Of the 10 leading oil- and gas-producing states, five have significantly lower unemployment rates than the national average of 6.7 percent. North Dakota has a 2.6 percent unemployment rate, Wyoming is 4.0 percent, Utah 4.1 percent, Oklahoma 4.5 percent, and here in Texas it’s just 5.5 percent.

Railroads are also booming because so much oil is shipped over rail, partly as a result of the time it takes to build new pipelines, especially in the midst of worker shortages.

And cities, counties and states have to try and meet the infrastructure needs of individuals and families who are moving to the high-production areas. That means more jobs building roads, housing, schools, medical facilities and retail facilities.

If President Obama really wants to be helpful, there are a couple of things he could do.

First, the administration needs to quit hammering the private, for-profit technical schools. High-paying, energy-related jobs need skilled workers, and technical schools provide that training.

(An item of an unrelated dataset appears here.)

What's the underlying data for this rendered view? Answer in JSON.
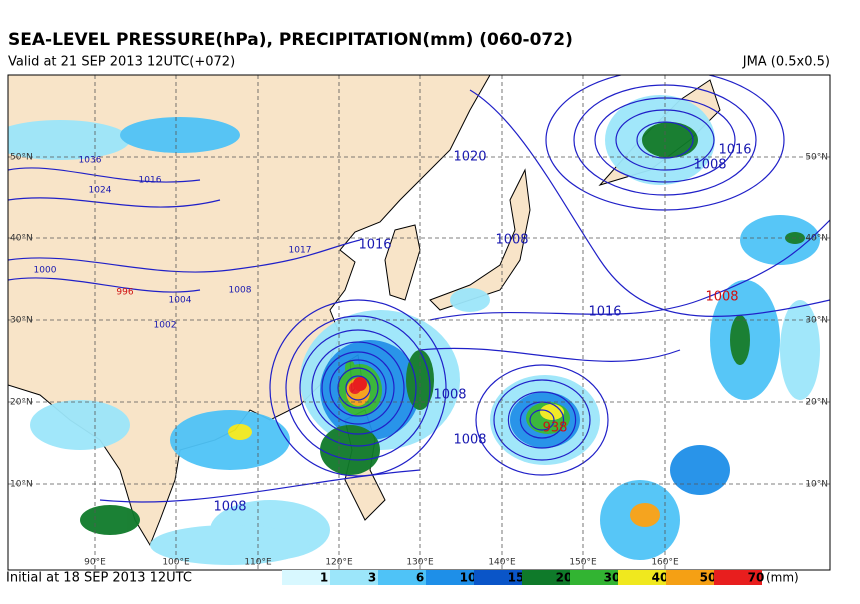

Many of those schools’ students receive federal aid to cover the costs of their education. A public policy case could be made for removing all federal education subsidies, but if the government is still going to cover tuition for low-income students, then accredited private sector schools should be included.

Second, the administration needs to quickly process the numerous applications for permits to build liquefied natural gas (LNG) terminals that would allow the U.S. to export gas to other countries, ensuring that jobs would be around for years, if not decades.